President Nana Addo Dankwa Akufo-Addo has launched an initiative to distribute 500,000 improved charcoal stoves to households.
The project, funded by South Korea through a $5.5 million grant, is an initiative of the government to mitigate the adverse impact of climate change.
The initiative was launched at Akuse in the Eastern Region last Monday shortly after the President had commissioned the retrofitted Kpong hydro-power generation plant, also at Akuse.
President Akufo-Addo reaffirmed government’s commitment to the Paris Agreement on Climate Change to expand the adoption of cleaner cooking solutions by scaling up the use of liquified petroleum gas (LPG) for cooking in households.
Impact on climate
More than 75 per cent of total energy consumed in sub-Saharan Africa was from woody biomass in the form of charcoal and firewood.
In Ghana, the President said charcoal and firewood accounted for as much as 40 per cent of total energy consumed mainly for heating and processing using very inefficient stoves.
"We cannot and should not continue cutting down without planting the God-given trees that are there to absorb the carbon dioxide we produce and in return give us oxygen to breathe,” he said.
He said he was happy that significant progress had been made, and that very soon the LPG cylinder recirculation model would be launched across the country.
“Since it will be difficult to have all households switch to the use of LPG, in the short term, our strategy is to promote the use of two million improved and efficient wood-fuel stoves as an interim measure until such time that all households eventually migrate to LPG or electricity as main cooking fuels.
“The 500,000 improved cookstoves would be distributed to beneficiary households in all the 16 regions of the country,” he added.
President Akufo-Addo said in terms of job opportunities, about 200 direct jobs had been created by the project alone in Ashaiman, Kokompe, Achimota, Kasoa, Weija, Cape Coast and Kumasi, among others, where artisans were engaged in the various components of the stoves.
He intimated that this would be scaled up to about 1,000 in the long term.
“This is just phase one.
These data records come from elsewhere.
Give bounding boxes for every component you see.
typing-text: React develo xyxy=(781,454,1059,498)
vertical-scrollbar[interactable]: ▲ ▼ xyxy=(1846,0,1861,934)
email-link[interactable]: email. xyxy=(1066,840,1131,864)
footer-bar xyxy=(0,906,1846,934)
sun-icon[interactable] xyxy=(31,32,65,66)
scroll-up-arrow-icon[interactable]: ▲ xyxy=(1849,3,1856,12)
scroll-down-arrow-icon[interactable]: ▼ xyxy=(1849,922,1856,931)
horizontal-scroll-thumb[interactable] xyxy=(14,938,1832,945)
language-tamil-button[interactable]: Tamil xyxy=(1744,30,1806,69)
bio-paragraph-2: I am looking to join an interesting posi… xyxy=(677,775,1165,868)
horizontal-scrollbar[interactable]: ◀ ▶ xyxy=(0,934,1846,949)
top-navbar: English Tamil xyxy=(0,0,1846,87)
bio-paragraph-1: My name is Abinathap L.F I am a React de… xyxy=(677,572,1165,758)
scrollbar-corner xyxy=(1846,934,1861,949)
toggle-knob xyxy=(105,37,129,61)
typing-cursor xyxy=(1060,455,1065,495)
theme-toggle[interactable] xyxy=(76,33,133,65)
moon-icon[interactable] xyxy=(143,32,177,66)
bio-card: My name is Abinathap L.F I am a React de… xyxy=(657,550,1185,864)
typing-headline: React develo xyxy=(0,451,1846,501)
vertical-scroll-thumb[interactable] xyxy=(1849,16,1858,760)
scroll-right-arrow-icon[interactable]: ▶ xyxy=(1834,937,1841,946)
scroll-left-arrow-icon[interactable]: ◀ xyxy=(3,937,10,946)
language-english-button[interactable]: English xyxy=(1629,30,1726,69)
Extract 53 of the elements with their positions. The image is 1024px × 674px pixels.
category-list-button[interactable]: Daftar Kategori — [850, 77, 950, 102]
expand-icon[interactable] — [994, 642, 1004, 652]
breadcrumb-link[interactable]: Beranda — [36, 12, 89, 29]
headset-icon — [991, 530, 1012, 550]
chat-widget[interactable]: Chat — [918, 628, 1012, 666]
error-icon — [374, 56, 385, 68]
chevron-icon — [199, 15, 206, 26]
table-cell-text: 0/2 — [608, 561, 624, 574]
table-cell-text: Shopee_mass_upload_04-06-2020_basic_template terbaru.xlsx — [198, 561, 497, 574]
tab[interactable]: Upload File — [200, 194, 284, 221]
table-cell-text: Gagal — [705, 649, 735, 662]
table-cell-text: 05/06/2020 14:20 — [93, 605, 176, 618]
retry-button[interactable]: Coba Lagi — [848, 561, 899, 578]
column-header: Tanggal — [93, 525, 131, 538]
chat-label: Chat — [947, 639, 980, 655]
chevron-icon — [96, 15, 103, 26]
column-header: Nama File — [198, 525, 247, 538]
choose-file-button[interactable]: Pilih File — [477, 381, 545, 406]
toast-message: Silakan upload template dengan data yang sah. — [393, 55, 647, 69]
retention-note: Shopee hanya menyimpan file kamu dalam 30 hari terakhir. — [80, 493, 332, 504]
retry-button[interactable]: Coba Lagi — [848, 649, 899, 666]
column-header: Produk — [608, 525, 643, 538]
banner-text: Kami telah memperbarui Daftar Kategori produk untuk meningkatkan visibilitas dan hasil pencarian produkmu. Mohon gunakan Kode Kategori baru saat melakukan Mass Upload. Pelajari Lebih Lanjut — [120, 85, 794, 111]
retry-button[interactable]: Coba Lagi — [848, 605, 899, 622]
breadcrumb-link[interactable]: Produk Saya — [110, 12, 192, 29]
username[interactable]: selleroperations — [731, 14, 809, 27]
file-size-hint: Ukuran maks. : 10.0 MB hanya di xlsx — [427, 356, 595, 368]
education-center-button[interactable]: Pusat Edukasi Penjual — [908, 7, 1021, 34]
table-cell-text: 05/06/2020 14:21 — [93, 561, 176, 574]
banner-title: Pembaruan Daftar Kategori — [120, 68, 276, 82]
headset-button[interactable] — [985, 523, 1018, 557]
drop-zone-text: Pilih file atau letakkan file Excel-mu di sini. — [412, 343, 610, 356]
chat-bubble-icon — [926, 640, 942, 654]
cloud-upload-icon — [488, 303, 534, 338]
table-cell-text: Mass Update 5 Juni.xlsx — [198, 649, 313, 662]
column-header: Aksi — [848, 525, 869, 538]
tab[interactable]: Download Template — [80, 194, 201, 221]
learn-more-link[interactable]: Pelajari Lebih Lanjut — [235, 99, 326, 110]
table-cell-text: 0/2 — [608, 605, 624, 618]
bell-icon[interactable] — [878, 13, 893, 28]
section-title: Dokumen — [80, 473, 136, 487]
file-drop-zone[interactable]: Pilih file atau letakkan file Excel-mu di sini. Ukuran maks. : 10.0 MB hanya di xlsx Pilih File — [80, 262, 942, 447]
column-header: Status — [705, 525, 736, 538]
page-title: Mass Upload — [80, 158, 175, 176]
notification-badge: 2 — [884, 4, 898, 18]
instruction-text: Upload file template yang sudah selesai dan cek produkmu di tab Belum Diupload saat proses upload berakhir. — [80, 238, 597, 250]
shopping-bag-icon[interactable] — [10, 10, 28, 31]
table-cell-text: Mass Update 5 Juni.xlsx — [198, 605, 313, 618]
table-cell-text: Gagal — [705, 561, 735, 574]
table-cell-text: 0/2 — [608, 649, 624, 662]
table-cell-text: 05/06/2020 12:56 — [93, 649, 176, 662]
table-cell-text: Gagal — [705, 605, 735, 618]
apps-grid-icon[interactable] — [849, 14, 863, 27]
Phase two, which consists of another 500,000 units, is being developed for funding, so as to ensure that as many households as possible receive the improved cookstoves,” the President assured.
President Akufo-Addo expressed appreciation to the South Korean government and East-West Power Cooperation for funding the project, saying, "This is a win-win intervention by both the Government of Ghana and the South Korean investors, and by far the largest certified emission reductions intervention in Ghana and West Africa."
He commended the Minister of Energy, Mr. John Peter Amewu, and his deputy, Mr. Joseph Cudjoe, for making "this dream of mine a reality within a short time".
The South Korean Ambassador to Accra, Mr. Kim Sungsoo, pledged his country's support in Ghana’s developmental agenda.
He expressed the hope that the improved stoves would check tree felling.
Mr. Amewu gave an assurance that his ministry, in collaboration with other stakeholders, would ensure the proper accountability of the project.